American anthropologist and sexologist (1917–2015)

Paul Henry Gebhard Jr. (July 3, 1917 – July 9, 2015) was an American anthropologist and sexologist. Born in Rocky Ford, Colorado, he earned a BS and a PhD from Harvard in 1940 and 1947, respectively. Between the years 1946 and 1956, Gebhard was a close colleague to sex researcher Alfred Kinsey. It was acknowledged in Gebhard's New York Times obituary that Kinsey was in fact his mentor and that Gebhard was fascinated when Kinsey first met him and revealed to him that the men's room at Grand Central Terminal in New York City was a frequent site for gay cruising.

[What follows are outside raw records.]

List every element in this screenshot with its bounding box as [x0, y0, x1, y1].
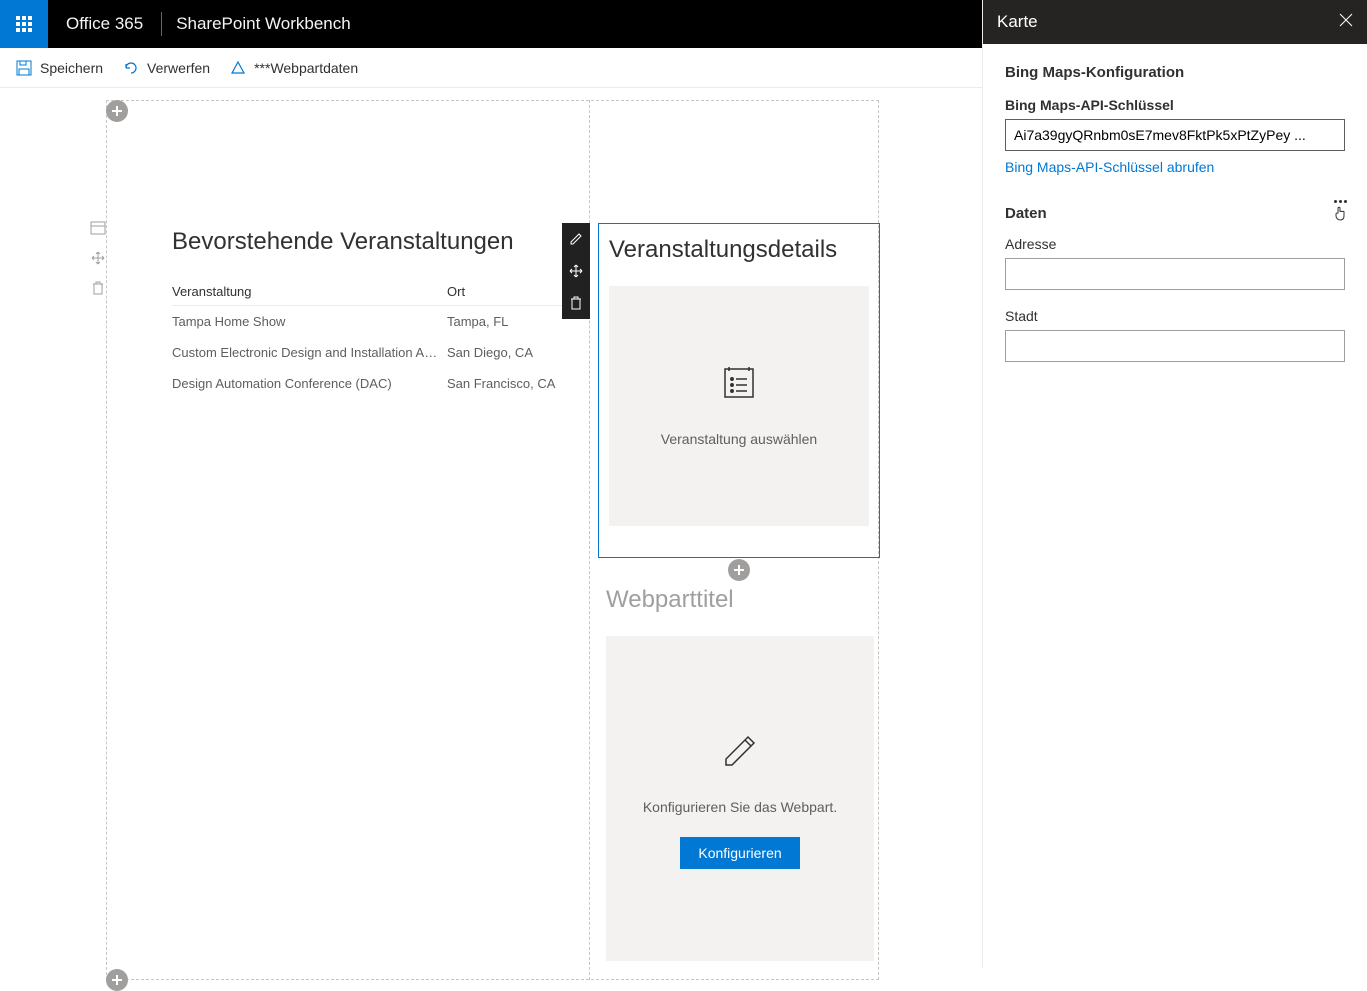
details-placeholder-text: Veranstaltung auswählen: [661, 431, 817, 447]
col-header-event[interactable]: Veranstaltung: [172, 284, 447, 299]
webpart-move-button[interactable]: [562, 255, 590, 287]
map-placeholder: Konfigurieren Sie das Webpart. Konfiguri…: [606, 636, 874, 961]
section-toolbar: [86, 216, 110, 300]
app-title: SharePoint Workbench: [162, 14, 365, 34]
trash-icon: [569, 296, 583, 310]
cell-event: Tampa Home Show: [172, 314, 447, 329]
save-label: Speichern: [40, 60, 103, 76]
section-delete-button[interactable]: [86, 276, 110, 300]
api-key-label: Bing Maps-API-Schlüssel: [1005, 97, 1345, 113]
api-key-link[interactable]: Bing Maps-API-Schlüssel abrufen: [1005, 159, 1214, 175]
section-bing-config: Bing Maps-Konfiguration: [1005, 64, 1345, 81]
save-icon: [16, 60, 32, 76]
webpart-edit-button[interactable]: [562, 223, 590, 255]
move-icon: [569, 264, 583, 278]
more-options-button[interactable]: [1333, 200, 1347, 221]
events-title: Bevorstehende Veranstaltungen: [172, 228, 567, 256]
waffle-icon: [16, 16, 32, 32]
close-icon: [1339, 13, 1353, 27]
trash-icon: [91, 281, 105, 295]
map-webpart-title[interactable]: Webparttitel: [606, 586, 874, 614]
table-row[interactable]: Design Automation Conference (DAC) San F…: [172, 368, 567, 399]
discard-button[interactable]: Verwerfen: [113, 48, 220, 88]
details-title: Veranstaltungsdetails: [609, 236, 869, 264]
discard-label: Verwerfen: [147, 60, 210, 76]
triangle-icon: [230, 60, 246, 76]
app-launcher-button[interactable]: [0, 0, 48, 48]
section-move-button[interactable]: [86, 246, 110, 270]
add-section-button-bottom[interactable]: [106, 969, 128, 991]
undo-icon: [123, 60, 139, 76]
cell-event: Design Automation Conference (DAC): [172, 376, 447, 391]
pane-header: Karte: [983, 0, 1367, 44]
table-header: Veranstaltung Ort: [172, 278, 567, 306]
table-row[interactable]: Custom Electronic Design and Installatio…: [172, 337, 567, 368]
cursor-hand-icon: [1333, 205, 1347, 221]
section-edit-button[interactable]: [86, 216, 110, 240]
webpart-data-button[interactable]: ***Webpartdaten: [220, 48, 368, 88]
address-label: Adresse: [1005, 236, 1345, 252]
pane-close-button[interactable]: [1339, 12, 1353, 32]
cell-location: San Diego, CA: [447, 345, 567, 360]
cell-location: San Francisco, CA: [447, 376, 567, 391]
save-button[interactable]: Speichern: [6, 48, 113, 88]
map-webpart: Webparttitel Konfigurieren Sie das Webpa…: [606, 586, 874, 961]
webpart-delete-button[interactable]: [562, 287, 590, 319]
layout-icon: [90, 221, 106, 235]
col-header-location[interactable]: Ort: [447, 284, 567, 299]
webpart-toolbar: [562, 223, 590, 319]
configure-button[interactable]: Konfigurieren: [680, 837, 799, 869]
events-webpart: Bevorstehende Veranstaltungen Veranstalt…: [172, 228, 567, 399]
event-details-webpart[interactable]: Veranstaltungsdetails Veranstaltung ausw…: [598, 223, 880, 558]
pencil-icon: [718, 729, 762, 773]
events-table: Veranstaltung Ort Tampa Home Show Tampa,…: [172, 278, 567, 399]
list-icon: [721, 365, 757, 401]
pane-title: Karte: [997, 12, 1038, 32]
address-input[interactable]: [1005, 258, 1345, 290]
move-icon: [91, 251, 105, 265]
section-data: Daten: [1005, 205, 1345, 222]
cell-location: Tampa, FL: [447, 314, 567, 329]
more-icon: [1334, 200, 1347, 203]
map-placeholder-text: Konfigurieren Sie das Webpart.: [643, 799, 837, 815]
details-placeholder: Veranstaltung auswählen: [609, 286, 869, 526]
cell-event: Custom Electronic Design and Installatio…: [172, 345, 447, 360]
property-pane: Karte Bing Maps-Konfiguration Bing Maps-…: [982, 0, 1367, 968]
add-webpart-button-mid[interactable]: [728, 559, 750, 581]
add-section-button-top[interactable]: [106, 100, 128, 122]
pencil-icon: [569, 232, 583, 246]
city-label: Stadt: [1005, 308, 1345, 324]
webpart-data-label: ***Webpartdaten: [254, 60, 358, 76]
brand-label: Office 365: [48, 14, 161, 34]
api-key-input[interactable]: [1005, 119, 1345, 151]
table-row[interactable]: Tampa Home Show Tampa, FL: [172, 306, 567, 337]
city-input[interactable]: [1005, 330, 1345, 362]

Following Kinsey's death in 1956, Gebhard became the second director of the Kinsey Institute and served in that capacity from 1956 to 1982. In 1953, Gebhard co-authored the second of the two Kinsey Reports, which is known as "Sexual Behavior in the Human Female". He has also claimed that the statistical bias in the data had not materially affected the results of either of the two reports. He joined the Department of Anthropology of Indiana University in 1947, and retired in 1986.

==Biography==
Gebhard was born on July 3, 1917, in Rocky Ford, Colorado, to Paul Gebhard Sr. and Eva Baker, who worked as an elementary schoolteacher. He married and later divorced Agnes West, and was married to Joan Huntington until her death in 2004. Following a brief illness, Gebhard died near his home in Indiana on July 9, 2015, aged 98. He was survived by three children of his first marriage and two stepchildren from his second.

== Major works ==
- Sexual Behavior in the Human Female (1953, co-author)
- Pregnancy, Birth and Abortion (1958)
- The Kinsey Data: Marginal Tabulations of the 1938-1963 Interviews Conducted by the Institute for Sex Research (1979)

== In the media ==
In the 2004 film Kinsey, actor Timothy Hutton stars as Gebhard.